Teaching the course at the Juilliard School in Fall 2022 afforded the opportunity to consider the odd tension between barbarism and high culture that characterized the Nazi regime. Martin Goldsmith visited the class. He is a writer and classical music presenter whose parents, until their last-minute escape in 1941, played in the Jewish orchestra that was organized by the heroic Kulturbund and permitted by the Nazis as a useful propaganda tool. Martin’s  grandfather and uncle sailed on the ill-fated SS St. Louis and perished at Auschwitz. His long quest to reconstruct this family saga and put to rest second-generation difficulties produced two family histories and a docudrama with the famous Bruno Ganz in his last role cast as Martin’s father (Ganz played Hitler in “Downfall”). The course concluded with a look at the denazification hearing of Wilhelm Furtwangler, one of the greatest conductors of the twentieth century, and who played for Hitler. I hope to bring Martin to Fordham in Fall 2023. 

A course on Genocide was a natural outgrowth of the Holocaust course. I used to assign reading about whether the Holocaust was unique, a topic that thankfully is now largely ignored. This made me curious about other mass atrocities, which is what the Genocide course is about.  Carefully arranged comparative study enables us to understand individual cases more clearly, and the several weeks devoted to the Holocaust in the Genocide course usually produce further curiosity.

You also established the Fordham-Alvin Ailey BFA program in Dance.  What are some intersections between your research or teaching on topics related to Judaism, and the study and practice of dance?

The BFA Dance program is a consequence of our proximity with the Ailey School, and our mutual location at the center of the performing-arts world. The scores of professional dancers from City Ballet who studied at Fordham beginning in the 1980’s also encouraged us, since most of these performers were excellent students, knew how to learn, and were loved by faculty. Dance is not alien in the history of the Jesuits, who were actively involved with liturgical ballet in seventeenth-century Paris. From the beginning Jesuits engaged our dancers to perform a piece at Fordham’s annual Christmas concert. It surely helped that Fr O’Hare was a devoted fan of Judith Jamison, Alvin Ailey’s muse.

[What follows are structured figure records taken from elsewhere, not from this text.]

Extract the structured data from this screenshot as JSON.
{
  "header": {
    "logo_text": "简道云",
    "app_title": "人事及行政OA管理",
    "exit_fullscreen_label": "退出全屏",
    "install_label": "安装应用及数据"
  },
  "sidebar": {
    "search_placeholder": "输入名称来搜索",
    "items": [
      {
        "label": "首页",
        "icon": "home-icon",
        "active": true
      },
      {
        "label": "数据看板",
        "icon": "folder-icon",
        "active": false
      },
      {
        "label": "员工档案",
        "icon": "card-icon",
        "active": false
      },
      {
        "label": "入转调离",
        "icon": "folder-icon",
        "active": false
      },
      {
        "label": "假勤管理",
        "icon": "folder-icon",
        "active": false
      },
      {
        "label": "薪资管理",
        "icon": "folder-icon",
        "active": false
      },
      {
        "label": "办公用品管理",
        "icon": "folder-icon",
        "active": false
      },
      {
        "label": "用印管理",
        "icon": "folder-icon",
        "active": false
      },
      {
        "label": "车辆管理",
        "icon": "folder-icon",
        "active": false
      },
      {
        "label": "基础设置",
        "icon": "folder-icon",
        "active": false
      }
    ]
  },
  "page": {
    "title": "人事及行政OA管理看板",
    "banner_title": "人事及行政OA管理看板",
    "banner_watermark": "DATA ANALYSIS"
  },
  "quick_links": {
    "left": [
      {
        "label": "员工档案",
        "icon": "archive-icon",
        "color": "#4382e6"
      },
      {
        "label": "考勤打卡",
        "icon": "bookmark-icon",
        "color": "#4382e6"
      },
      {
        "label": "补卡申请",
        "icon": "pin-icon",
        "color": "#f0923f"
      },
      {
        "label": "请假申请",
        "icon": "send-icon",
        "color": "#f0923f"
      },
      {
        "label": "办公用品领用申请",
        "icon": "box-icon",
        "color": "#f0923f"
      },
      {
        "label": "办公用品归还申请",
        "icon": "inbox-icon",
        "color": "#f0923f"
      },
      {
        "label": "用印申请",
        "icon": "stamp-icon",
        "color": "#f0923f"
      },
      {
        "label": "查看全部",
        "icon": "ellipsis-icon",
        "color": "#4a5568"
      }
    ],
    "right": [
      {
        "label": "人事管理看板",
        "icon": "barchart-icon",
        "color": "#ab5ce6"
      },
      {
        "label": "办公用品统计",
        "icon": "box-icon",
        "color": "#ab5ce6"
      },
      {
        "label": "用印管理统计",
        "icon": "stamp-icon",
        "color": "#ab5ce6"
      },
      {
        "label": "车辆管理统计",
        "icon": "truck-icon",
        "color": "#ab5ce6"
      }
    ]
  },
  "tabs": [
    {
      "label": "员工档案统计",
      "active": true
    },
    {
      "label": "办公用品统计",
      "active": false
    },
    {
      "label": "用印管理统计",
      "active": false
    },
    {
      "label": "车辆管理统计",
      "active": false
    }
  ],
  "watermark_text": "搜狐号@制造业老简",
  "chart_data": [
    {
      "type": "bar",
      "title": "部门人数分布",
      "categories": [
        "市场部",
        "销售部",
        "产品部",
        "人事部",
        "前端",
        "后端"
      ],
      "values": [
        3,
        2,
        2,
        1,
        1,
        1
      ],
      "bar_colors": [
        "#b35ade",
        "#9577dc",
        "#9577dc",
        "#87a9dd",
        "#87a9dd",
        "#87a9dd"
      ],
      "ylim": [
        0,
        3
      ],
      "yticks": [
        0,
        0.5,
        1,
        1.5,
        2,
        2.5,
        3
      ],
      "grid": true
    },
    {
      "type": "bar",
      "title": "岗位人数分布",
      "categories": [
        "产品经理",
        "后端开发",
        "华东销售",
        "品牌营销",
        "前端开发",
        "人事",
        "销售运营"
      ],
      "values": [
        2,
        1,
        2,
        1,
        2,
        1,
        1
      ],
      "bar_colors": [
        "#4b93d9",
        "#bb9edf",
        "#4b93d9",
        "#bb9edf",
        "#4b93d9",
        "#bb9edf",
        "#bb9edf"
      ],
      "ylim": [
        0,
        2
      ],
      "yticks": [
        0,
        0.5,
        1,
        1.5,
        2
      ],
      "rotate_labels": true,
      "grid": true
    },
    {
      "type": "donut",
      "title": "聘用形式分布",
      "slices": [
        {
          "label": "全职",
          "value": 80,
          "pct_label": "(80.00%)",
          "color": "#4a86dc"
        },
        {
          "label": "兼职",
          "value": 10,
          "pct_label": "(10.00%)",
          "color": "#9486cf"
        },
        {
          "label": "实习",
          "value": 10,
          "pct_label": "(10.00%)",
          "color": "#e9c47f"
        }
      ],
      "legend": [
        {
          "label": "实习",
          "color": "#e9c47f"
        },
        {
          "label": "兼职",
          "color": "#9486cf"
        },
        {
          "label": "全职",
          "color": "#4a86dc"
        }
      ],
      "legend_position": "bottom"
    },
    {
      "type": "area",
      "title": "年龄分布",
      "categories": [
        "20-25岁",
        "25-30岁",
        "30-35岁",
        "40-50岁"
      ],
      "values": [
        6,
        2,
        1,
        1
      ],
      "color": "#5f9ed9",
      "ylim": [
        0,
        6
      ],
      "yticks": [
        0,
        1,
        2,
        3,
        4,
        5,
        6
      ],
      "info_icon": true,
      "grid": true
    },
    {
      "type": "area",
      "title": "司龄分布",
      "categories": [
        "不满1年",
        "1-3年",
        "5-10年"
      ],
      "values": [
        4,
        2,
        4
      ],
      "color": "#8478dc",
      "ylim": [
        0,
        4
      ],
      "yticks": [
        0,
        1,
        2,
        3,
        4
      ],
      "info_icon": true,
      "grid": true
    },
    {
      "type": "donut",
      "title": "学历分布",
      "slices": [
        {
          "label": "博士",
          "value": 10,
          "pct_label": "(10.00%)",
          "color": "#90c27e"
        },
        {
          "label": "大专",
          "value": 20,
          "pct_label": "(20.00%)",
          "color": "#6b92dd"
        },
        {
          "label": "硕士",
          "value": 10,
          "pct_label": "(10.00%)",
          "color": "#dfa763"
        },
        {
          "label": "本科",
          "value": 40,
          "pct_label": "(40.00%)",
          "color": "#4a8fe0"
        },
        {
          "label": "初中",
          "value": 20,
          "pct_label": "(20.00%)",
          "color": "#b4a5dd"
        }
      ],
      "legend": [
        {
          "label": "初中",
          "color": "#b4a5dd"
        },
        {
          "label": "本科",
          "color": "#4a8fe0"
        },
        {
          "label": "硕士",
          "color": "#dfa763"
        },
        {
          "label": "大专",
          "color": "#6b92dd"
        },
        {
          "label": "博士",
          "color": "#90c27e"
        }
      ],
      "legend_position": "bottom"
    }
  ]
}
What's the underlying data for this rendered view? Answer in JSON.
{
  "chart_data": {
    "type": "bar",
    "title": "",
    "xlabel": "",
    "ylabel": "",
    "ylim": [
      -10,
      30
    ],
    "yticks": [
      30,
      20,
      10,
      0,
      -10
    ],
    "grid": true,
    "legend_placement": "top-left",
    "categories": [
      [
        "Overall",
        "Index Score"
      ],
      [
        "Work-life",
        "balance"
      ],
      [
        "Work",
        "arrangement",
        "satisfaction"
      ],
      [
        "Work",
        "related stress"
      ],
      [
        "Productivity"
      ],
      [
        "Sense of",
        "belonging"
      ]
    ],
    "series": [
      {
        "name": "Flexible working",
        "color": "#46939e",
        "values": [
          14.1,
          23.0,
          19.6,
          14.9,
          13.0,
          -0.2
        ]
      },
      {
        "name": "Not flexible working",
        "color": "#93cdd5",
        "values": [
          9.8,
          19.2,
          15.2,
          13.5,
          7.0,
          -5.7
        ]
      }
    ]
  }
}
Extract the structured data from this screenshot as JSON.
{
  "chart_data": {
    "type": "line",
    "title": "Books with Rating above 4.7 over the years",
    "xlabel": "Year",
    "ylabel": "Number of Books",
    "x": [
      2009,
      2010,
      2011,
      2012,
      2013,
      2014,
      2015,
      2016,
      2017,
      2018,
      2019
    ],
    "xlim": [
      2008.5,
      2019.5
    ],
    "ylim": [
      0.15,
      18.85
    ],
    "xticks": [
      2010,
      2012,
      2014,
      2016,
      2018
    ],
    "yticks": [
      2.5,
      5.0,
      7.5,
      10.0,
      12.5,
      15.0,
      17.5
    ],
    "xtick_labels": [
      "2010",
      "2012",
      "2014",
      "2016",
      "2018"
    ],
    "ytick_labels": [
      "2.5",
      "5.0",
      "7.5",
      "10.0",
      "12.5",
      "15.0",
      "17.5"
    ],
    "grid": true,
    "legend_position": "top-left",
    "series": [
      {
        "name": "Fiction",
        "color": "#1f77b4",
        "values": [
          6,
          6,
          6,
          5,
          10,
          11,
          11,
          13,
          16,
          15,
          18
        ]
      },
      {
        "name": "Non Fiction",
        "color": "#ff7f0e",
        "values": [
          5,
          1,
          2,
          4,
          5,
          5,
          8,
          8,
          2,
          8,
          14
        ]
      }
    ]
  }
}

Edward Bristow with Melanie Person (Co-Director, The Ailey School) and Laura Auricchio (Dean, Fordham College at Lincoln Center) at a Fordham-Alvin Ailey BFA Benefit

I was surprised and interested when Robert Battle, Jamison’s successor as the Ailey Company’s artistic director, made a ballet about the Holocaust using a score by Erwin Schulhoff,  a Czech-Jewish composer who was killed during the war. Battle calls the ballet “No Longer Silent,” referring to the many talented interwar composers who perished. BFA alumni in the Ailey company have performed in this piece. Battle, who has an honorary Fordham degree, has commented sensibly that he could only approach the theme indirectly, not fully programmatically.

Thank you, Professor Bristow, for sharing this amazing personal and institutional history with us!